|Reuters Reports That Waddell & Reed Is Mystery Seller Of 75,000 E-Minis; Barclays Fails Flow Trading 101|
Tyler Durden on 05/14/2010
In an exclusive report Reuters' Matt Goldstein has uncovered the mystery seller of 75,000 E-Mini contracts during the market melt down. And no, it's not Nassim Taleb as previously reported: the culprit for soaking up ES liquidity (if indeed the selling of 75,000 50x S&P equivalents is enough to throw the market into a 10% tailspin): the "hedging" party is small Kansas-based advisor and asset manager Waddell & Reed (yeah, that was our reaction too). This information is based on an internal CME report which has yet to be disseminated to the general public. Yet the biggest question is not why Waddell trade what it did, when it did, but why did Barclays, which executed the trade for Waddell, stuff the massive order into the pipe, without breaking it up into a thousand child orders first. This is borderline criminal negligence, with Barclays basically begging for their "best executions" practices to be front run by every single algo in existence .
As Matt notes:
Waddell sold on May 6 a large order of e-mini contracts during a 20-minute span in which U.S. equity markets plunged, briefly wiping out nearly $1 trillion in market capital, the internal document from CME Group Inc said.
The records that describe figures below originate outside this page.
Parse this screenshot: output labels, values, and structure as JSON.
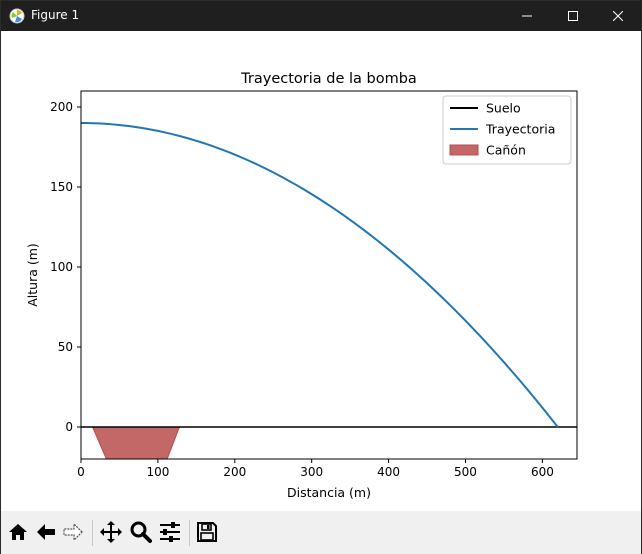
{
  "window": {
    "title": "Figure 1"
  },
  "toolbar": {
    "items": [
      "home",
      "back",
      "forward",
      "pan",
      "zoom",
      "configure-subplots",
      "save"
    ]
  },
  "colors": {
    "titlebar_bg": "#1f1f1f",
    "toolbar_bg": "#f0f0f0",
    "trajectory": "#1f77b4",
    "ground": "#000000",
    "cannon_fill": "#b84c4c"
  },
  "chart_data": {
    "type": "line",
    "title": "Trayectoria de la bomba",
    "xlabel": "Distancia (m)",
    "ylabel": "Altura (m)",
    "xlim": [
      0,
      645
    ],
    "ylim": [
      -20,
      210
    ],
    "xticks": [
      "0",
      "100",
      "200",
      "300",
      "400",
      "500",
      "600"
    ],
    "yticks": [
      "0",
      "50",
      "100",
      "150",
      "200"
    ],
    "legend_position": "top-right",
    "grid": false,
    "series": [
      {
        "name": "Suelo",
        "kind": "line",
        "color": "#000000",
        "x": [
          0,
          645
        ],
        "y": [
          0,
          0
        ]
      },
      {
        "name": "Trayectoria",
        "kind": "line",
        "color": "#1f77b4",
        "x": [
          0,
          100,
          200,
          300,
          400,
          500,
          600,
          620
        ],
        "y": [
          190,
          185,
          170,
          144,
          109,
          63,
          11,
          0
        ]
      },
      {
        "name": "Cañón",
        "kind": "polygon",
        "color": "#b84c4c",
        "x": [
          15,
          128,
          112,
          33
        ],
        "y": [
          0,
          0,
          -20,
          -20
        ]
      }
    ]
  }
}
And while hardly the catalyst for the selloff, this transaction represented 9% of the total ES volume traded during the crash.
During the 20-minute period, 842,514 contracts in e-minis were traded while Waddell from 2 p.m. to 3 p.m. traded its contracts, CME said. The CME document did not provide a break-out of Waddell's trading during the crucial 20 minutes.
On the other hand, other parties, such as Jump Trading, Goldman Sachs, Interactive Brokers, JPMorgan Chase and Citadel Group were also actively trading E-Minis: we would love to figure out just how much of their trading was flow, how much was prop, how much was hedging, and how much was a malicious attempt to exacerbate the collapse. We are confident that with Goldman's newfound appreciation of the word "transparency" that Mr. Blankfein will have no problems sharing with the world every trade ticket that Goldman executed in that fateful 20 minutes period. And yes, Goldman can white out the name of the beneficiary party on the ticket... As long as it is not Goldman Sachs itself of course.
Yet going back to the Waddell situation, we are curious why the firm would announce its massive block publicly, fully aware it would be front-run by every algo from here to Timbuktu. Why not just go to Sigma X and find a hidden buyer without moving the market? After all, dark pool advocates will claim, this is the very purpose of dark liquidity. Why not this time? And lastly, despite what other may claim, a $432 million trade forcing a 10% drop in the market would indicate that liquidity is probably 10 times worse than even our worse expectations. Of course, an immediate Fill or Kill with massive broker incentives would force every trader to scramble, especially Lehman-cradle robbers Barclays, which executed the trade for Waddell. The real question becomes why did Barclays stuff the order direct without breaking it up first: this is flow execution 10 1 error. Instead of focusing on Waddell, we hope regulators instead do much more investigation on Barclays' order execution "best practices."